The opening talk of the conference was about Anvil, a platform making it possible to build interactive web applications entirely with Python, without having to deal with concepts like CSS, HTML, Javascript, or SQL. It seems like a really neat tool, especially when building an application with limited resources. On the other hand, it is not an open platform, which would make lock-in a concern.

Anton Caceres shared some of his insights on architectures based around micro-services, which has been a very popular trend this decade. An important point was that even when using micro-services, it is beneficial to share the same base stack among all of the services, such as the language, frameworks, discovery mechanisms, failover, etc. In that case they only need to be maintained once, rather than for each specific flavor separately. He also presented a number of common patterns, such as sidecar containers, ambassador, or a pattern which combines a service registry with a side-car to keep all services informed about each other.

The first day was wrapped up with a talk by Miroslav Šedivý, who went on a deep dive into tzdata, the time zone database, sometimes referred to as the Olson database, which aims to be a complete compilation of all the information about the world’s time zones since 1970. Among other things we learned that Czechoslovakia was the only country which had, in addition to the standard time, not just summer time, but also a third winter time one year, and that both the Czech Republic, and Slovakia have inherited the law which makes it possible to declare a winter time again.
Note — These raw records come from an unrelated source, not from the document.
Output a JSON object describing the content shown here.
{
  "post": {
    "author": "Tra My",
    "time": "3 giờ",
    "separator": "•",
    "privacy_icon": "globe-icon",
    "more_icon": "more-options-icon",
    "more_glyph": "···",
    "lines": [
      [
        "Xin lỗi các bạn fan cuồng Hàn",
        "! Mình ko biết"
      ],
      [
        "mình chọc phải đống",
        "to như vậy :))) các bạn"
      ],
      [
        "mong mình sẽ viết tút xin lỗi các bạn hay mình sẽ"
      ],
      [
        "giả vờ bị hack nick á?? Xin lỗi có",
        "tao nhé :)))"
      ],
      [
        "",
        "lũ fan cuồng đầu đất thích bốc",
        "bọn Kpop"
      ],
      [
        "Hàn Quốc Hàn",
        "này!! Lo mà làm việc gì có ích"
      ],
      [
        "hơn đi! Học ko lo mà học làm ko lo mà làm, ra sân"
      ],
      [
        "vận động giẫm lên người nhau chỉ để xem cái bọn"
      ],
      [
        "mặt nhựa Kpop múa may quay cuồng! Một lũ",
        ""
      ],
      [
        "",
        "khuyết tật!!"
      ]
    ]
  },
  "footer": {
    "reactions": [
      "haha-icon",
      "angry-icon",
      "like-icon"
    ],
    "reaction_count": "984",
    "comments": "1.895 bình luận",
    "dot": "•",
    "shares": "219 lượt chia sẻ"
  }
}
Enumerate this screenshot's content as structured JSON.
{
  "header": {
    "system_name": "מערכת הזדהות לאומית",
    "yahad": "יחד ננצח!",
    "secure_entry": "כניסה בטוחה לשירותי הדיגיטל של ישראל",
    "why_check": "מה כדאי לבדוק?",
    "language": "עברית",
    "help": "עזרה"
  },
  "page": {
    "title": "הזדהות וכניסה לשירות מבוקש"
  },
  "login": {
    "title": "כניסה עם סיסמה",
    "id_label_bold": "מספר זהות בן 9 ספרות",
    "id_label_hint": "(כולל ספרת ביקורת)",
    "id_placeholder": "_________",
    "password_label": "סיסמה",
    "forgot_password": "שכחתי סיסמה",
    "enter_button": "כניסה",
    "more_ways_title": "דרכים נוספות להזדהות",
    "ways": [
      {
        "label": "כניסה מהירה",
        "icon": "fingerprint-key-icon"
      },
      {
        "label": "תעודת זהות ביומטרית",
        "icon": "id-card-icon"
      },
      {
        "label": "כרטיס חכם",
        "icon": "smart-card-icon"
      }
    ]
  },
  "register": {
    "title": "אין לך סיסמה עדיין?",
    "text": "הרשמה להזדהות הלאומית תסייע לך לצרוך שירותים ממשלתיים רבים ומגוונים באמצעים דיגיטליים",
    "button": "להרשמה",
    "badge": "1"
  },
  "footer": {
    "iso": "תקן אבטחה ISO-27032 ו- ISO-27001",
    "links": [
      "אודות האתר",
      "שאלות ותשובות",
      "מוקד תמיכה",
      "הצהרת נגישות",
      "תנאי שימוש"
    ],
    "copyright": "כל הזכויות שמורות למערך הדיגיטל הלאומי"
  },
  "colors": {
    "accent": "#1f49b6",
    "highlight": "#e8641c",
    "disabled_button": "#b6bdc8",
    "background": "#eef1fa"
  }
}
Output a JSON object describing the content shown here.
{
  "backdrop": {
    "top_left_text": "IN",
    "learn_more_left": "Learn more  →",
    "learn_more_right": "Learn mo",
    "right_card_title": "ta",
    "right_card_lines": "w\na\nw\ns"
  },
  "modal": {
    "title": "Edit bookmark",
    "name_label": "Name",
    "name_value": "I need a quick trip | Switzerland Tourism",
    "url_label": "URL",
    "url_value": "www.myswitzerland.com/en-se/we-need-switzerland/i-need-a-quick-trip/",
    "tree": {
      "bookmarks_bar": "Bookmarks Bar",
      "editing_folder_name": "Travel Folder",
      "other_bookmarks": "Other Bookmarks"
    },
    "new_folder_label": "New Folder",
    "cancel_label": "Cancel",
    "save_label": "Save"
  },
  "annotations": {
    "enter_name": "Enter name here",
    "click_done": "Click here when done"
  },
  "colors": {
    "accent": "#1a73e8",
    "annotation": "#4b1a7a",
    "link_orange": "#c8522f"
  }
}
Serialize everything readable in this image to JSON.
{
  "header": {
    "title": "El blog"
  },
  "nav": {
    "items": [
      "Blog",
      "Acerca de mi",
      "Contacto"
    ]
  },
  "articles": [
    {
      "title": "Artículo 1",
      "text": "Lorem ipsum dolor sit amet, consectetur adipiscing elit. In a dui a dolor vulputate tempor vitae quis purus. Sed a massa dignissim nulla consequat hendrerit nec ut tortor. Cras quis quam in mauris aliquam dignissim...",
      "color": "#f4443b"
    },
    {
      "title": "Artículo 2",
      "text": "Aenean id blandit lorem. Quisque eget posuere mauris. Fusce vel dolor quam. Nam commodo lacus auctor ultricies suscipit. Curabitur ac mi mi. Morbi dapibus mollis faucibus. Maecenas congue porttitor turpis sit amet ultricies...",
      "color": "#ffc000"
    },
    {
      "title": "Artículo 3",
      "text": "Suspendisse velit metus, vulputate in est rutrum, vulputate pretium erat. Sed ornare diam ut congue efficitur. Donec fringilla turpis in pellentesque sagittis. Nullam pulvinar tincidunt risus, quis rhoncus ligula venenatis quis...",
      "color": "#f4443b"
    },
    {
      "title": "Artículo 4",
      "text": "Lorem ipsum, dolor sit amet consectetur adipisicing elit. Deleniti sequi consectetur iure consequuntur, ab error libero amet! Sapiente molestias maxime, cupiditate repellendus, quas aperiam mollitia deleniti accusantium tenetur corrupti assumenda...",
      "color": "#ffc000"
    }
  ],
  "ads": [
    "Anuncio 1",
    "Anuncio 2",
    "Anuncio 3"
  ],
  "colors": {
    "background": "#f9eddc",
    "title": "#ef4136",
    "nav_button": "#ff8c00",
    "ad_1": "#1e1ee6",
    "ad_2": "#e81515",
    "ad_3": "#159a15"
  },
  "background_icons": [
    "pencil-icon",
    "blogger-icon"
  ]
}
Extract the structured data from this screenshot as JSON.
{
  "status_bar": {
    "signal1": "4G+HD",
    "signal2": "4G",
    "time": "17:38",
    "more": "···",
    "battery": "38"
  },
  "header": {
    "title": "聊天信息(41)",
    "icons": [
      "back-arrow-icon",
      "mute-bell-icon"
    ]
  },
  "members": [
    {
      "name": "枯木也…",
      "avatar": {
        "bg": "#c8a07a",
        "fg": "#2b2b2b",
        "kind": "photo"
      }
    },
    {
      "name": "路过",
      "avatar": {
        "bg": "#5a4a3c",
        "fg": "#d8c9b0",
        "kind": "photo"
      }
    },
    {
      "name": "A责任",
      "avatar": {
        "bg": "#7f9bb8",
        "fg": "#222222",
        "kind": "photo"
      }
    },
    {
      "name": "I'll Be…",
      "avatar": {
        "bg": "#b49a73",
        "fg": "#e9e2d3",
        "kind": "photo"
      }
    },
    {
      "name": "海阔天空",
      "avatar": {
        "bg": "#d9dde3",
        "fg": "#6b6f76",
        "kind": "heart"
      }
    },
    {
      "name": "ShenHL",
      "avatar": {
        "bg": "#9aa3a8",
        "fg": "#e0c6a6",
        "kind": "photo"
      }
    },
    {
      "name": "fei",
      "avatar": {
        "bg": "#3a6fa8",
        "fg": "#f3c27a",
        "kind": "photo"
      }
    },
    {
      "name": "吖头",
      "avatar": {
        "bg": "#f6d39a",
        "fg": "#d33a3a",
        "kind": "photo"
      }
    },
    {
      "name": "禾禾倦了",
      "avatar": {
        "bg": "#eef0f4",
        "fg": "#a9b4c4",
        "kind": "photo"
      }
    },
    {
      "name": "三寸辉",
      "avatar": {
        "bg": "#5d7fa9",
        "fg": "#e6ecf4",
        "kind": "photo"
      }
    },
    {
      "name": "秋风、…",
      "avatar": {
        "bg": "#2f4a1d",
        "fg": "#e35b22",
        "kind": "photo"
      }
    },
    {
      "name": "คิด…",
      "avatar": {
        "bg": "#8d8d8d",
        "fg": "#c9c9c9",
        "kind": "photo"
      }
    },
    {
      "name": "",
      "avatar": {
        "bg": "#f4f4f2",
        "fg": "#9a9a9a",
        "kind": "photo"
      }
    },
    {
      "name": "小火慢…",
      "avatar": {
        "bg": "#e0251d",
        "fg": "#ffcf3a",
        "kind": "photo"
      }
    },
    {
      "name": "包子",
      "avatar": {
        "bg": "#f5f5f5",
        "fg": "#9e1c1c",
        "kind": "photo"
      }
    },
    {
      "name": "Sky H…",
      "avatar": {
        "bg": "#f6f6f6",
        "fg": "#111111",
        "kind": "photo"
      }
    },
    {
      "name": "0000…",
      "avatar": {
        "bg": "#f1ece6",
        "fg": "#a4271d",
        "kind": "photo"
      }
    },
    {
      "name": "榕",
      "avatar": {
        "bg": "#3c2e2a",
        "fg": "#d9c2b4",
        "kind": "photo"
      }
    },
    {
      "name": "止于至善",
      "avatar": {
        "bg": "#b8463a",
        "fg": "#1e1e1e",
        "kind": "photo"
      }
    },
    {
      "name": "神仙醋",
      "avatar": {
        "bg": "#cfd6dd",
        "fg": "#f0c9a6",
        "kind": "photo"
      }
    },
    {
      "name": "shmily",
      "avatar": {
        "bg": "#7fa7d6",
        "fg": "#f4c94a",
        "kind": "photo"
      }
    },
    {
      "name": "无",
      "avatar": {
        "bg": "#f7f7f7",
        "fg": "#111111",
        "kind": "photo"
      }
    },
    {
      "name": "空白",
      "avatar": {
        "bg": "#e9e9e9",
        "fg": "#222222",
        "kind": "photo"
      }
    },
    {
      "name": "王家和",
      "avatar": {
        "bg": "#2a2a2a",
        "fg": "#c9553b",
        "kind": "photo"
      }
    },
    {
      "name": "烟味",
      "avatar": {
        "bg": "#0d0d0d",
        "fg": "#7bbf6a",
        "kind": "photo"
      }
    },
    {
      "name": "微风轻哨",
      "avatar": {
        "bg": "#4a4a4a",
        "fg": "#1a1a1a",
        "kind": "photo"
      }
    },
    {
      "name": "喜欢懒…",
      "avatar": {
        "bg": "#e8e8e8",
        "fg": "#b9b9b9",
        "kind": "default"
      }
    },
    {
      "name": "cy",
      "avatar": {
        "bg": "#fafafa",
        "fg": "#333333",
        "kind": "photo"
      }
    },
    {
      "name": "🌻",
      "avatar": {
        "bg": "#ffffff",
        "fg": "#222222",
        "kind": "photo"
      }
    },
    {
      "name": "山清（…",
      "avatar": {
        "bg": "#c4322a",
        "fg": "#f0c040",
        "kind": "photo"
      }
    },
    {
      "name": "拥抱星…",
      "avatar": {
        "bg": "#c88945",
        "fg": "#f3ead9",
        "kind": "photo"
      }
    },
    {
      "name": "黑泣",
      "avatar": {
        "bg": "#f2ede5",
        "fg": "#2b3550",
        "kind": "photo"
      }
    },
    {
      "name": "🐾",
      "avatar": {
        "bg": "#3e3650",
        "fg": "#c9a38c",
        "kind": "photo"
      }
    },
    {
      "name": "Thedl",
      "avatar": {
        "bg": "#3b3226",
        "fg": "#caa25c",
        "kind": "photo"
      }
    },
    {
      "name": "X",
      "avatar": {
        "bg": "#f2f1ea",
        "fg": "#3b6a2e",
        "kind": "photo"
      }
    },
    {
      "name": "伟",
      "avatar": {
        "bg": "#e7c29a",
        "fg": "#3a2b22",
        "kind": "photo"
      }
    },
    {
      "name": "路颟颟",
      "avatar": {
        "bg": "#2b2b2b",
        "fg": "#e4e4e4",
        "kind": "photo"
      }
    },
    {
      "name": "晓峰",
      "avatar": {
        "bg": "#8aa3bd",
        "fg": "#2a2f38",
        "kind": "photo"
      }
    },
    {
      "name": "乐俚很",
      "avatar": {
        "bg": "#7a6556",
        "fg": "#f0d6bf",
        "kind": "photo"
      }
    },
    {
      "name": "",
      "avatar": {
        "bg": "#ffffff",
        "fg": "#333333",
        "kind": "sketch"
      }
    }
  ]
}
The key takeaway from this talk was that whenever you are dealing with time zones, it is of utterly importance to use a library that is based on tzdata, such as pytz, since dealing with the ever-changing definitions of all the world’s time zones on your own is simply not feasible.

On Saturday, a keynote talk was given by Honza Král, a former core developer of Django, in which he shared his insight on what skills are necessary in order to be a good software engineer. It is very common for people in technical fields, like data science, software engineering, or information security, to think technical skills are the key to success. This is also reinforced by the usual framing of “soft” vs. “hard” skills, which makes it easy for us to downplay the importance of the latter. After all, “soft” implies “fuzzy”, “non-exact”, and that is antithetical to the perceived exact nature of the field of software development.

However, we can implement the most brilliant piece software, and it will not be worth much if we cannot explain that fact to other people in a polite, efficient way, and collaborate with each other. That is why it has been suggested to change the labels we apply to the different skills, like, for example, technical, and professional skills.

Next up, Ján Suchal, and Gabriel Lachmann gave a talk that was of particular interest to the Slovak audience members. The topic was IT projects in the Slovak government. For decades, the modus operandi was that the majority of government IT projects were defined in such a way, that there was exactly one supplier who could fulfill all the requirements, usually one with ties to people sitting in the government organization making the order. As a result, the typical project was way overpriced, delayed ad infinitum, and would rarely produce any usable result.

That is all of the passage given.